The concrete recommendation obtains biological catalyst according to following steps: the resulting fermented liquid in front is mixed with the sodium alginate soln of equal-volume 2% mutually; Described fermented liquid cell concentration is 4.50g/L; Stirring obtains mixed solution, and it is in 3.5% the calcium chloride solution that mixed solution is dropwise splashed into mass concentration, continuously stirring; The sodium-alginate mixed solution that contains thalline solidify to form the gel beads immobilization particle; The immobilization suspension-s that obtains is positioned under 37 ℃ of conditions solidifies, the immobilization particle that obtains washs with SPSS, obtains immobilized cell particle; The immobilized cell particle that obtains is scattered in and carries out multiplication culture 24h in the fermention medium, obtains the immobilized cell particle behind the multiplication culture, is biological catalyst with the immobilized cell particle behind the multiplication culture.

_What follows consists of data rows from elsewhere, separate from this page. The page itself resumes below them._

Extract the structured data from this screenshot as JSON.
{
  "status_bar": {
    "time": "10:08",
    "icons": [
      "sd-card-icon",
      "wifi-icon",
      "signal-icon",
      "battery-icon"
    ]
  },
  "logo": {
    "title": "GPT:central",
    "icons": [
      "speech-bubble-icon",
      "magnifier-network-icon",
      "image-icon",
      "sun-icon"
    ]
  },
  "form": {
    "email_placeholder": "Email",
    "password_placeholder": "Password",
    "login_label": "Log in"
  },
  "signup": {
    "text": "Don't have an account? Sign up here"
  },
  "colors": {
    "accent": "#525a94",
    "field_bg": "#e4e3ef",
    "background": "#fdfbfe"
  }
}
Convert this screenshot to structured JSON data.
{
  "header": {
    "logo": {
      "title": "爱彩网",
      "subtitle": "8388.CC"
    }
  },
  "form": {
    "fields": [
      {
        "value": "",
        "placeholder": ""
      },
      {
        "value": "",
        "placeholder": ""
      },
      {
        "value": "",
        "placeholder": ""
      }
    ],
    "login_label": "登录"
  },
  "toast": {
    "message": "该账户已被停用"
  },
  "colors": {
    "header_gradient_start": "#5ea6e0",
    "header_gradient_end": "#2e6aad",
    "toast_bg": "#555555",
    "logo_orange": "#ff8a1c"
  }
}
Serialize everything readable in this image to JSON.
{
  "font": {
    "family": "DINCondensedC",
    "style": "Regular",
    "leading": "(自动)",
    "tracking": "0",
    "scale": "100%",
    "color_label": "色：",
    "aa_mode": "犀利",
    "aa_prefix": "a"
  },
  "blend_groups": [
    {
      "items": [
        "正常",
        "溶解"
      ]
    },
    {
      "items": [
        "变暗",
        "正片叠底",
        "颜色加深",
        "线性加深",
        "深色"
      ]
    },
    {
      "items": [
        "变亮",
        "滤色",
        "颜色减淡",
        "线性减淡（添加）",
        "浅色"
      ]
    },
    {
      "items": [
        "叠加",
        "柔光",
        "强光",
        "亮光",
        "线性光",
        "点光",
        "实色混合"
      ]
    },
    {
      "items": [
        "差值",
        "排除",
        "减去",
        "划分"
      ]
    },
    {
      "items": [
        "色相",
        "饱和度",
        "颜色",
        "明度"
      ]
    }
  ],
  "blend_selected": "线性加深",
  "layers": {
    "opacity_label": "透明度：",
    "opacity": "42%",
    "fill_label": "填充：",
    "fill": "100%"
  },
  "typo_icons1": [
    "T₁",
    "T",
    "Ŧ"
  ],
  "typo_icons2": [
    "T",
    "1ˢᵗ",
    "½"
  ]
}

Concrete recommend described method to be: with the immobilized cell particle behind the multiplication culture as biological catalyst; With the methyl benzoylformate is substrate; In Witcizer 300; Conversion reaction 72h under 30 ℃, 180r/min condition, conversion fluid obtains product (S)-(+)-methyl mandelate through separation and purification; In Witcizer 300; The starting point concentration of substrate methyl benzoylformate is 5 ~ 40mmol/L, and it is the dry cell weight that the fermented liquid of 4.5g/L is processed the immobilized cell particle behind the immobilized cell particle multiplication culture that multiplication culture obtained after 24 hours in fermention medium with the 0.330L cell concentration that the dry cell weight that contains in every L Witcizer 300 is equivalent to entrapping method.Reaction removes by filter immobilized cell particle with conversion fluid after finishing, and with the conversion fluid underpressure distillation, the cut of collection separates through silica gel column chromatography, obtains highly purified product (S)-(+)-methyl mandelate.
The pure article of (S)-(+)-methyl mandelate that obtain detect with gas chromatograph-mass spectrometer confirms degree of purity of production and molecular weight.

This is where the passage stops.